M Swiet Productions via Getty Images

Tourists may soon be barred from swimming with Hawaii’s emblematic spinner dolphins if the federal government gets its way.

A new rule proposed Tuesday by the National Oceanic and Atmospheric Administration National Marine Fisheries Service would prohibit the activity within two nautical miles of the state and between several islands, effectively ending the popular animal encounters. Tour boats and recreational swimmers would be required to stay at least 50 yards away from the animals.

The reasoning? The nocturnal dolphins need sleep.

“The easily accessible Hawaiian spinner dolphins face heavy and increasing pressures from people seeking a dolphin experience,” NOAA said in a statement. “Chronic disturbance to resting activities can negatively affect the health and fitness of dolphins.”

The highly energetic cetaceans, as their name suggests, are known for their aerial displays and impressive leaping. But the animals hunt at night and return to sheltered bays and coastlines in the daytime to rest and breed. Tour boats toting snorkel-clad travelers, of course, operate on an opposite schedule.
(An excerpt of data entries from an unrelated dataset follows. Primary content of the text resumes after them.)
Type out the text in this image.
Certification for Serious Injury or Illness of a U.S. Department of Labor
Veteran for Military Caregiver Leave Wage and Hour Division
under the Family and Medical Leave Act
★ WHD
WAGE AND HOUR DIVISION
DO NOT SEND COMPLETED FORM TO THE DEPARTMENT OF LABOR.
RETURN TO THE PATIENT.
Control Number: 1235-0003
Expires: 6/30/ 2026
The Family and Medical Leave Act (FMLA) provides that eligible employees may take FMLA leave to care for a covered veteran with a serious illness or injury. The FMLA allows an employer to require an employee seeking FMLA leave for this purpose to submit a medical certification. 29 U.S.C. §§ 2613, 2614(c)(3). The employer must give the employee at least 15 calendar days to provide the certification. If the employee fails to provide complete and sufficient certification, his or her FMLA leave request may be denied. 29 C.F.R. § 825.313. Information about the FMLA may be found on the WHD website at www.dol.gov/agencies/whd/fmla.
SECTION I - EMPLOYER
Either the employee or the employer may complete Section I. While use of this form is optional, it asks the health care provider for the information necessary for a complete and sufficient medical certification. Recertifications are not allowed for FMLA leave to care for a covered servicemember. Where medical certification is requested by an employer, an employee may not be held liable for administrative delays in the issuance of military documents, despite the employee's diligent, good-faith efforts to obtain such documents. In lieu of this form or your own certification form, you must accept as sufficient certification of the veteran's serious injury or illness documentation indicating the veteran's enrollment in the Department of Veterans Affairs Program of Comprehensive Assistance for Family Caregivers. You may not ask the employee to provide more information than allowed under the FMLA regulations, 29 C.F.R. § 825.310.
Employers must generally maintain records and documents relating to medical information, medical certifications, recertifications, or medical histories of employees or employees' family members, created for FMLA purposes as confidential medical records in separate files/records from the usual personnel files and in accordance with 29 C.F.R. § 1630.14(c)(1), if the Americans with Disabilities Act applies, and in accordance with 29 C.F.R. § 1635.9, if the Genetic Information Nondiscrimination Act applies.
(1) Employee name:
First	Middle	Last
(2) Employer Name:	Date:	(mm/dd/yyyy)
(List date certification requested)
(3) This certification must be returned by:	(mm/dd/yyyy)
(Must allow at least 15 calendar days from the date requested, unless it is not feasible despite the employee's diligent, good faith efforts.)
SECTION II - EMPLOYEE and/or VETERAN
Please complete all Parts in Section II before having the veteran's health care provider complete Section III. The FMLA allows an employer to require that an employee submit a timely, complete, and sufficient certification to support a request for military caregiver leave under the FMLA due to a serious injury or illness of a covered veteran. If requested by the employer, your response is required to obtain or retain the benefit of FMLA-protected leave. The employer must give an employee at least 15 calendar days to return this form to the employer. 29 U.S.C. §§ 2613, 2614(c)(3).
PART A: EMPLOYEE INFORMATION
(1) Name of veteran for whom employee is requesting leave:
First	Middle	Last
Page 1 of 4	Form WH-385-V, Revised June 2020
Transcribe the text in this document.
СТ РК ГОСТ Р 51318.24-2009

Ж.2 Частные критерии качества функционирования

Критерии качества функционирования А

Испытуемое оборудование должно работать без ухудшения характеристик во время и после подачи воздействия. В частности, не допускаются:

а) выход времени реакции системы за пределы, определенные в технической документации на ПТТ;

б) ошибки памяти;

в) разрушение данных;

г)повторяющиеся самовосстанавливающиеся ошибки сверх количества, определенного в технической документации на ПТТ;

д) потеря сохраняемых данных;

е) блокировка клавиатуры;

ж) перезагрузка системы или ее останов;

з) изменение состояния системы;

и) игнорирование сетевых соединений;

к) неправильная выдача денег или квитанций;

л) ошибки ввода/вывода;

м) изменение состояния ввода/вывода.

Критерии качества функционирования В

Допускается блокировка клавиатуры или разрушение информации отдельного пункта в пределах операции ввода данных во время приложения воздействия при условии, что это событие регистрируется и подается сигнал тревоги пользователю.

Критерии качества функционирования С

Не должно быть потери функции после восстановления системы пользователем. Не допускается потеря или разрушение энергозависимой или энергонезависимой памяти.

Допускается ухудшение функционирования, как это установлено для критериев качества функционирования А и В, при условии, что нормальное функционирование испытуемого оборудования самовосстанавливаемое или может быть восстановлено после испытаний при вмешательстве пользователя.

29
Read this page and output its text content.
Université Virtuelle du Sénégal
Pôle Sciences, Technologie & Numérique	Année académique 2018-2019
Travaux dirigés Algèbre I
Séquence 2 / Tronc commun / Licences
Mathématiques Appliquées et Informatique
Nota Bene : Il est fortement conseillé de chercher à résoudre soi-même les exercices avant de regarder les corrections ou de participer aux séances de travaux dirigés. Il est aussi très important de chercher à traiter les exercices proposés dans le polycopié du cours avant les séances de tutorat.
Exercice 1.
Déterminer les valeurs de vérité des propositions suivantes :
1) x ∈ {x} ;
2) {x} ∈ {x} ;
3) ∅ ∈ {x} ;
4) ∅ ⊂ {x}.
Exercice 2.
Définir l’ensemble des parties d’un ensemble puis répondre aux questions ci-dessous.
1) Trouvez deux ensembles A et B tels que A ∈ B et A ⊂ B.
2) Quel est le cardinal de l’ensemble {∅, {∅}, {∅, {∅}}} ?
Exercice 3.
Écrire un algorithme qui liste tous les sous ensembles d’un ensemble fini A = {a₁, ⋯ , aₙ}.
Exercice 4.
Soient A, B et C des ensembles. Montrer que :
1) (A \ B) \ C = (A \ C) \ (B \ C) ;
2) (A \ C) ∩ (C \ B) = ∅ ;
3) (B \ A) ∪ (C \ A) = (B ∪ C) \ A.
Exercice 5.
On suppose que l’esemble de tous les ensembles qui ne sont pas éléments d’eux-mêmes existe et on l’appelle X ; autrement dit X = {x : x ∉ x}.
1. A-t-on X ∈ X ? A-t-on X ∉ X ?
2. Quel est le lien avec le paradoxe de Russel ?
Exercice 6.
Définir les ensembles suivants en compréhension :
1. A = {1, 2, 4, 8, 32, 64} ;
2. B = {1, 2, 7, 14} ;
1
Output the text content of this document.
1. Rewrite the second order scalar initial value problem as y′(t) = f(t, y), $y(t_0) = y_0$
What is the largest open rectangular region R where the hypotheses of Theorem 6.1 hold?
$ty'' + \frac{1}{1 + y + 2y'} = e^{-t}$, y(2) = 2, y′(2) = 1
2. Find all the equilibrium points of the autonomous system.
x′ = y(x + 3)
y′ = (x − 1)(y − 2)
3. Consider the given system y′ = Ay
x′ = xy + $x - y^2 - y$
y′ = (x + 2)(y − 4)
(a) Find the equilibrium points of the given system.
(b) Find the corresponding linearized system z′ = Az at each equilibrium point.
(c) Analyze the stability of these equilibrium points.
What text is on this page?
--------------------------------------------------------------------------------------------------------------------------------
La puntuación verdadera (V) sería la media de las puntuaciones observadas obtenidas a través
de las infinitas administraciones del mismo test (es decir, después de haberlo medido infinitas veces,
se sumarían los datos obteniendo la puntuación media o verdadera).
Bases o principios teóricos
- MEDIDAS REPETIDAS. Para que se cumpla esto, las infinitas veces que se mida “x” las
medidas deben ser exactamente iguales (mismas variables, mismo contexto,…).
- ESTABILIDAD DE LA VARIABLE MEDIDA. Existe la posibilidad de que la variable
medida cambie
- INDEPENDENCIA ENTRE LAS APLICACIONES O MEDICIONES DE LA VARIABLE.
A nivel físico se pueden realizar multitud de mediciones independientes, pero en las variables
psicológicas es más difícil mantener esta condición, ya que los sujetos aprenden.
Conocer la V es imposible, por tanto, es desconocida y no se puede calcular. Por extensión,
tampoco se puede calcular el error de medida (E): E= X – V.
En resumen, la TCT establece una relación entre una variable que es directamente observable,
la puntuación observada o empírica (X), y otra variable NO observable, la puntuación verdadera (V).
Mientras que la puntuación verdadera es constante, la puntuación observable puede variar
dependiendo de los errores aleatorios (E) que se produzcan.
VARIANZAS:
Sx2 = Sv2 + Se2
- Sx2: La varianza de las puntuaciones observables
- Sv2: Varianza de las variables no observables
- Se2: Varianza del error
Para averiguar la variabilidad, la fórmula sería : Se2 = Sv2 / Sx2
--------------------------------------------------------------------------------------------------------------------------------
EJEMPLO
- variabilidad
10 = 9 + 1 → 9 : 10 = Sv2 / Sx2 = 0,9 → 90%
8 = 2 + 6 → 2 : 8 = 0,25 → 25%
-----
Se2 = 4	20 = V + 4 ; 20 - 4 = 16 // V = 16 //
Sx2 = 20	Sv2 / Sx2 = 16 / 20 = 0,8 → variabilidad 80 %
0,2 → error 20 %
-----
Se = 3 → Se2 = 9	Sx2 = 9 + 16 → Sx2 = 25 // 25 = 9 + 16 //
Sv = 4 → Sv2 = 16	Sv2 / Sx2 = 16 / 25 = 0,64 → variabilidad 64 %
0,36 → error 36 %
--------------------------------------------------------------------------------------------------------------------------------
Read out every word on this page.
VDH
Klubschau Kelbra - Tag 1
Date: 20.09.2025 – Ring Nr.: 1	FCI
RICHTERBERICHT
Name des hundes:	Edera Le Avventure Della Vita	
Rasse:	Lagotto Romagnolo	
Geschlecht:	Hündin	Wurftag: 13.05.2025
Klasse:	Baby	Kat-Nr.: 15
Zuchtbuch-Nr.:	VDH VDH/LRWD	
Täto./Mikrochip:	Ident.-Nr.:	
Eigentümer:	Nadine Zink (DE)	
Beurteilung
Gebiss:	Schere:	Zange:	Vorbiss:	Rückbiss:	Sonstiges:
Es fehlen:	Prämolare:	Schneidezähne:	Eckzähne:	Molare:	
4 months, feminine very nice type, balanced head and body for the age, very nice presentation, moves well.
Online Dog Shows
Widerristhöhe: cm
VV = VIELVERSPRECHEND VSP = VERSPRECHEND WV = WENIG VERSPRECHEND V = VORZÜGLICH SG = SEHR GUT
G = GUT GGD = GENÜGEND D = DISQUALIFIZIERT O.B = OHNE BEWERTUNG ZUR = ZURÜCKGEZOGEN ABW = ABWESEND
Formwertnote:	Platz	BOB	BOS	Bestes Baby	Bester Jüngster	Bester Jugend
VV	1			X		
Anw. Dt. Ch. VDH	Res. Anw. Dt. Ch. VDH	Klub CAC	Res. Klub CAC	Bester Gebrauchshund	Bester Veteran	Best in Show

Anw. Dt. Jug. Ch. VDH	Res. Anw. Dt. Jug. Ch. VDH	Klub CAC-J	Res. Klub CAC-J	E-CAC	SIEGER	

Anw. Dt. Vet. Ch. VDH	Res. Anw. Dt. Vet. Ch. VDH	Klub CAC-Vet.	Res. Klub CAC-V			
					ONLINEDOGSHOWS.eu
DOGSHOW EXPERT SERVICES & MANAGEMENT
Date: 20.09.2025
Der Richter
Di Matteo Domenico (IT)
If humans are allowed to continue such close encounters, researchers worry the animals could be harmed over time.

“The expectations of tourists will have to change to accept dolphin viewing only and no swimming with wild dolphins,” Ann Garrett, an assistant regional administrator with NOAA, told BuzzFeed News.

The agency also announced the potential for future plans that would impose time restrictions in certain protected bays that serve as “essential daytime habitats.”

The Marine Mammal Protection Act already prohibits the harassment or capture of such creatures in U.S. waters, and under current rules, tourists and tour operators must ensure their actions won’t result in behavior that would harm the dolphins.

But NOAA warns swim-with-dolphin experiences could actually be a form of such harassment among local populations as the animals are starved of proper rest.

“Spinner dolphins disturbed during rest may engage in avoidance or distress behaviors, which require energy, and disturbance detracts from the dolphins’ abilities to recuperate from energetically demanding behaviors such as foraging, transiting to and from offshore foraging grounds, and nurturing their young,” the proposal reads.

The new regulations, if passed, would affect more than 200 tour operators in Hawaii, but many have already thrown their support behind the plans, which were first proposed earlier this year, according to The Associated Press.

“It’s long overdue. We’re ready for it,” the owner of one such agency told The Guardian.

NOAA will now accept comments on the proposal for the next 60 days. If passed, it’ll be about a year before the rules are finalized.

Clarification: An earlier version of this story used a headline stating Hawaii hoped to end human-dolphin interaction. The agency involved is actually NOAA’s National Marine Fisheries Service, a federal enterprise.